Pre-poll voting
(Image: AAP/Bianca De Marchi)

In the wake of its most unambiguous failure at a federal election since at least 1980, Australia’s polling industry is licking its wounds.

The Nine/Fairfax papers announced last week that the Ipsos poll series will be put on ice. Those pollsters who do return to the field shortly will face catcalls — whether they persist in recording a Labor lead we now know doesn’t exist, or only now start detecting a Coalition lead that eluded them through the entirety of the past parliamentary term.

Despite it all, though, the pollsters’ performance hasn’t been without its defenders.

David Briggs, who as principal of YouGov Galaxy is responsible for Newspoll, argued in The Australian last week that expectations of a Labor win had arisen less from the polls’ inaccuracy than with the failure of commentators to interpret them properly.

Lest we be too quick to file this under “he would say that, wouldn’t he”, a not dissimilar view was advanced last week by no less an authority than Nate Silver, FiveThirtyEight publisher and long-standing poster boy of American psephology.

Arguing that a judicious interpretation of the polls would have allowed a one-in-three chance of a Coalition win, Silver wrote that “journalists” who spoke of a “massive polling failure” had shown themselves to be “not particularly numerate” — referring, would you believe it, to Antony Green.

With Nate Silver having called it from on high, should we not conclude that our pollsters merely hit a burst of the noise that inevitably distorts their signal from time to time? Should we leave it to them to do better next time with the same methods and, hopefully, a bit more luck?

Well, not so fast.

Silver’s one-in-three calculation derives not from the conventional considerations of sampling error, but from what he imagines to be an established record of mediocre performance by Australian pollsters. This is based entirely on a tweet-length assessment of the polling record going all the way back to 1943, well before any polling organisation here or abroad had any real idea what it was doing.

Local observers knew better about the three-decade reign of Newspoll, which has consistently produced large sample polling of the highest standard on the eve of each election, in a successful strategy by the Murdoch organisation to bolster the prestige of the newspaper that bears it, The Australian.

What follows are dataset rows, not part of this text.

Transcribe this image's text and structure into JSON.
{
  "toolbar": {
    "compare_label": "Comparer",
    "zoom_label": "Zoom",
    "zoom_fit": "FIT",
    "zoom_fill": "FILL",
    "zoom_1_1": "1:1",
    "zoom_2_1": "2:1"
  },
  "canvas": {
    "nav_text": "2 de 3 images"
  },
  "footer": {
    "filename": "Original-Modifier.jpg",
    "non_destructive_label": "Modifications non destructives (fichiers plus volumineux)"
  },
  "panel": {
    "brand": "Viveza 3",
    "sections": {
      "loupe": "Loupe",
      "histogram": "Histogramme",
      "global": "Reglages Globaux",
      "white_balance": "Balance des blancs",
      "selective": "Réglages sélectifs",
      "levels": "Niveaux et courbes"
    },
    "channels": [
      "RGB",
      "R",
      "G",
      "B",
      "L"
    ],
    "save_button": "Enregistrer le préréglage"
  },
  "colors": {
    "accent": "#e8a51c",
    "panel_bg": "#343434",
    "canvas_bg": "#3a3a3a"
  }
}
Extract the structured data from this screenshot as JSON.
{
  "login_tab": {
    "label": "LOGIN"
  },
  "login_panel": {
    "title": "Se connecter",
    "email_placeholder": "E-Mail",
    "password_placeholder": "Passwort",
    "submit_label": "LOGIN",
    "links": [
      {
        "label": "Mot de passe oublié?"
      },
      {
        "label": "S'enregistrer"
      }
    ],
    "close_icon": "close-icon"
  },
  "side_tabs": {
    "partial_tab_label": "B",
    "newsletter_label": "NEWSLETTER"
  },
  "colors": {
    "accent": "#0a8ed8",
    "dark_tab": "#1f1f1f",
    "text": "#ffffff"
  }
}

Until last Saturday, Newspoll had hit close to the bullseye before every federal election since 1993, excepting a partial failure in 2004 when inaccurate preference allocations threw out the two-party total.

Such a record would be the envy of any international pollster, and could probably only be accomplished under Australia’s enforced regime of stable high turnout.

The fly in the ointment may be that Newspoll as we know it actually came to an end when the company of that name was wound up in 2015, after which Newspoll became a brand name for polling conducted by YouGov Galaxy. Where the old Newspoll was a live interview phone poll — which had persisted, increasingly contentiously, in targeting landline phones only — the new Newspoll combined automated “robo-polling” with surveys of an online panel.

In its first major test at the 2016 federal election, this approach produced an eye-wateringly accurate set of numbers that seemed to dispel any doubts as to the new Newspoll’s right to claim the mantle of the old.

This time though, a big sample pre-election poll with a theoretical error margin of 1.8% appeared to confirm the established trend, only to prove nearly 4% amiss on the primary votes of both major parties. And with that, the long apparent danger that the entire polling industry might one day be herded off a cliff was realised.

Whatever some pollsters might offer for public consumption, all will be acutely aware that they now face a serious challenge in restoring their credibility, and that they have no reason to think they can accomplish it by persisting with their existing methods.